As Reese and others say, having a chief diversity officer in and of itself does not guarantee an institution is protected from unrest among its population, as many with well-established diversity programs and officers have learned. It does help an institution become focused and achieve a better outcome when issues arise, say education advocates, current academics who have studied diversity in the corporate world and corporate veterans of the affirmative action era.

Today, the fall unrest illuminated the need for institutional leadership sensitive to “diversity, equity and values,” says Dr. Danette G. Howard, vice president for policy and mobilization at the Indianapolis-based Lumina Foundation. “Leadership really does make a difference.”

Howard says that some of the issues raised by students at various campuses were quite similar and seemed “longstanding and not new.” She says that she hopes institutions engage in thoughtful responses in the coming months aimed at “resolution” of issues and “not a Band-Aid, short-term solution. It should not be a reactionary approach to a longstanding problem.”

Looking to private sector

Several academics who have focused on the evolution of diversity efforts from affirmative action initiatives in the private sector offer research and trends as higher education leaders search for ideas to help address the new wave of concerns.

“We’ve gone through and are still going through a lot of experimentation,” says Dr. Ned Smith, an associate professor of management and organizations and sociology at Northwestern University, assessing where the nation is today compared to when affirmative action started in the early 1960s. “There’s been a lot more success with centralized approaches,” he says, with “visible buy-in from the top.”

Visibility and buy-in from the highest levels of an organization lets middle managers know clearly the importance of the goals and the strong possibility they will be held accountable for helping achieve the goal or goals, says Harvard University sociology professor Frank Dobbin.

Dobbin, who has spent much of his 13 years at Harvard studying diversity in corporate America, says that there are a variety of ways to “measure outcomes.” In that context, studies have found when companies put in “diversity managers, we see some uptick.” The studies have found “significant increases in gender, race and ethnic diversity” when there is a program and person in place, he says. “It has some effect just to appoint a diversity manager.”

In a higher education setting, having a chief diversity officer in place can help in the sense that “they can effect that kind of accountability” in recruiting staff and faculty, says Dobbin.

Retired media executive Albert Fitzpatrick, who was among the first generation of affirmative action officers hired by a Fortune 500 company, adds “the resources” to which people in higher education politely refer to is a seat at the leadership table, voice in strategic planning and funds to help make things happen.

“They [employers] give you a lot of lip service,” says Fitzpatrick, reflecting on the media landscape today and during his era. “You can tell when a company is committed by the resources they put behind it [affirmative action and diversity].”

Fitzpatrick spent 10 years pulling together and helping develop myriad recruitment, training, development and retention programs for Knight-Ridder Inc., the one-time owner of daily papers in cities around the nation. His agenda, backed with a budget of several million dollars yearly for internships, first-time hires and high-level recruits, also tied annual bonuses for top managers to their performance in those areas.
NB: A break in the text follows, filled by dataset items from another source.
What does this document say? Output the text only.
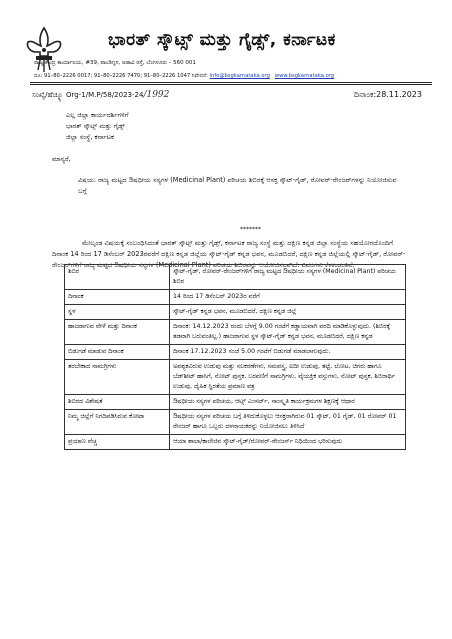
ಭಾರತ್ ಸ್ಕೌಟ್ಸ್ ಮತ್ತು ಗೈಡ್ಸ್, ಕರ್ನಾಟಕ
ರಾಜ್ಯ ಕೇಂದ್ರ ಕಾರ್ಯಾಲಯ, #39, ಪಾಂಡಿಗ್ನಸ, ಅಡಾವಿ ರಸ್ತೆ, ಬೆಂಗಳೂರು – 560 001
ದೂ: 91–80–2226 0017; 91–80–2226 7470; 91–80–2226 1047 ನಿವೇದನೆ: info@bsgkarnataka.org www.bsgkarnataka.org
ಸಂಖ್ಯೆ/ಹೆಚ್ಕ್ಯೂ Org-1/M.P/58/2023-24/1992	ದಿನಾಂಕ:28.11.2023
ಎಲ್ಲ ಜಿಲ್ಲಾ ಕಾರ್ಯದರ್ಶಿಗಳಿಗೆ
ಭಾರತ್ ಸ್ಕೌಟ್ಸ್ ಮತ್ತು ಗೈಡ್ಸ್
ಜಿಲ್ಲಾ ಸಂಸ್ಥೆ, ಕರ್ನಾಟಕ
ಮಾನ್ಯರೆ,
ವಿಷಯ: ರಾಜ್ಯ ಮಟ್ಟದ ಔಷಧೀಯ ಸಸ್ಯಗಳ (Medicinal Plant) ಪರಿಚಯ ಶಿಬಿರಕ್ಕೆ ಆಸಕ್ತ ಸ್ಕೌಟ್-ಗೈಡ್, ರೋವರ್-ರೇಂಜರ್‌ಗಳನ್ನು ನಿಯೋಜಿಸುವ ಬಗ್ಗೆ
*******
ಮೇಲ್ಕಂಡ ವಿಷಯಕ್ಕೆ ಸಂಬಂಧಿಸಿದಂತೆ ಭಾರತ್ ಸ್ಕೌಟ್ಸ್ ಮತ್ತು ಗೈಡ್ಸ್, ಕರ್ನಾಟಕ ರಾಜ್ಯ ಸಂಸ್ಥೆ ಮತ್ತು ದಕ್ಷಿಣ ಕನ್ನಡ ಜಿಲ್ಲಾ ಸಂಸ್ಥೆಯ ಸಹಯೋಗದೊಂದಿಗೆ ದಿನಾಂಕ 14 ರಿಂದ 17 ಡಿಸೆಂಬರ್ 2023ರವರೆಗೆ ದಕ್ಷಿಣ ಕನ್ನಡ ಜಿಲ್ಲೆಯ ಸ್ಕೌಟ್-ಗೈಡ್ ಕನ್ನಡ ಭವನ, ಮೂಡಬಿದರೆ, ದಕ್ಷಿಣ ಕನ್ನಡ ಜಿಲ್ಲೆಯಲ್ಲಿ ಸ್ಕೌಟ್-ಗೈಡ್, ರೋವರ್-ರೇಂಜರ್‌ಗಳಿಗೆ ರಾಜ್ಯ ಮಟ್ಟದ ಔಷಧೀಯ ಸಸ್ಯಗಳ (Medicinal Plant) ಪರಿಚಯ ಶಿಬಿರವನ್ನು ಆಯೋಜಿಸಲಾಗಿದೆ. ವಿವರಗಳು ಕೆಳಕಂಡಂತಿವೆ.
ಶಿಬಿರ	ಸ್ಕೌಟ್-ಗೈಡ್, ರೋವರ್-ರೇಂಜರ್‌ಗಳಿಗೆ ರಾಜ್ಯ ಮಟ್ಟದ ಔಷಧೀಯ ಸಸ್ಯಗಳ (Medicinal Plant) ಪರಿಚಯ ಶಿಬಿರ
ದಿನಾಂಕ	14 ರಿಂದ 17 ಡಿಸೆಂಬರ್ 2023ರ ವರೆಗೆ
ಸ್ಥಳ	ಸ್ಕೌಟ್-ಗೈಡ್ ಕನ್ನಡ ಭವನ, ಮೂಡಬಿದರೆ, ದಕ್ಷಿಣ ಕನ್ನಡ ಜಿಲ್ಲೆ
ಹಾಜರಾಗುವ ವೇಳೆ ಮತ್ತು ದಿನಾಂಕ	ದಿನಾಂಕ: 14.12.2023 ರಂದು ಬೆಳಗ್ಗೆ 9.00 ಗಂಟೆಗೆ ಕಡ್ಡಾಯವಾಗಿ ವರದಿ ಮಾಡಿಕೊಳ್ಳುವುದು. (ಶಿಬಿರಕ್ಕೆ ತಡವಾಗಿ ಬರುವಂತಿಲ್ಲ.) ಹಾಜರಾಗುವ ಸ್ಥಳ ಸ್ಕೌಟ್-ಗೈಡ್ ಕನ್ನಡ ಭವನ, ಮೂಡಬಿದರೆ, ದಕ್ಷಿಣ ಕನ್ನಡ
ಬಿಡುಗಡೆ ಮಾಡುವ ದಿನಾಂಕ	ದಿನಾಂಕ 17.12.2023 ಸಂಜೆ 5.00 ಗಂಟೆಗೆ ಬಿಡುಗಡೆ ಮಾಡಲಾಗುವುದು.
ತರಬೇಕಾದ ಸಾಮಗ್ರಿಗಳು	ಅವಶ್ಯಕವಿರುವ ಉಡುಪು ಮತ್ತು ಸಲಕರಣೆಗಳು, ಸಮವಸ್ತ್ರ, ಐದೀ ಉಡುಪು, ತಟ್ಟೆ, ಲೋಟ, ಚಿಗರು ಹಾಗೂ ಬೆಡ್‌ಶೀಟ್ ಹಾಸಿಗೆ, ನೋಟ್ ಪುಸ್ತಕ, ಬರವಣಿಗೆ ಸಾಮಗ್ರಿಗಳು, ವೈಯಕ್ತಿಕ ವಸ್ತುಗಳು, ನೋಟ್ ಪುಸ್ತಕ, ಶಿಬಿರಾರ್ಥಿ ಉಡುಪು, ದೈಹಿಕ ಸ್ಥಿರತೆಯ ಪ್ರಮಾಣ ಪತ್ರ
ಶಿಬಿರದ ವಿಶೇಷತೆ	ಔಷಧೀಯ ಸಸ್ಯಗಳ ಪರಿಚಯ, ಆಟ್ಸ್ ಎಂಸರ್ಟ್, ಸಾಂಸ್ಕೃತಿ ಕಾರ್ಯಕ್ರಮಗಳ ಶಿಕ್ಷಣಕ್ಕೆ ಆಧಾರ
ನಿಮ್ಮ ಜಿಲ್ಲೆಗೆ ನಿಗದಿಪಡಿಸಿರುವ ಕೋಟಾ	ಔಷಧೀಯ ಸಸ್ಯಗಳ ಪರಿಚಯ ಬಗ್ಗೆ ತಿಳಿದುಕೊಳ್ಳಲು ಆಸಕ್ತರಾಗಿರುವ 01 ಸ್ಕೌಟ್, 01 ಗೈಡ್, 01 ರೋವರ್ 01 ರೇಂಜರ್ ಹಾಗೂ ಒಬ್ಬರು ದಳನಾಯಕರನ್ನು ನಿಯೋಜಿಸಲು ತಿಳಿಸಿದೆ
ಪ್ರಯಾಣ ವೆಚ್ಚ	ಆಯಾ ಶಾಲಾ/ಕಾಲೇಜಿನ ಸ್ಕೌಟ್-ಗೈಡ್/ರೋವರ್-ರೇಂಜರ್ಸ್ ನಿಧಿಯಿಂದ ಭರಿಸುವುದು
To be sure, there is much work to be done in advancing diversity actions on the nation’s campuses and more than a handful of culture changes that must be embraced and pursued.

NADOHE, the national organization of diversity officers in higher education, has approximately 500 member institutions as well as several hundred individual members. Not all of the active individual members have ranks as chief diversity officers and even fewer have a seat at the strategy table of a university or a direct ear of a president or chancellor, according to Reese.

The nation has some 3,300 nonprofit colleges and universities, according to most recent government IPEDS reports. No federal agency, NADOHE or other private group has precise numbers on how many institutions have diversity officers, according to numerous national higher ed organizations. All rely today on unofficial and anecdotal information.

Beyond staffing up, after years of economy-related downsizing, there are many real-time issues facing many institutions on the diversity front. At Missouri, for example, one academician familiar with its issues says that, to achieve a 10 percent presence of African-American professors on the university’s faculty, it would have to hire a professor a week for four years. Retention, the academic adds, is a different matter.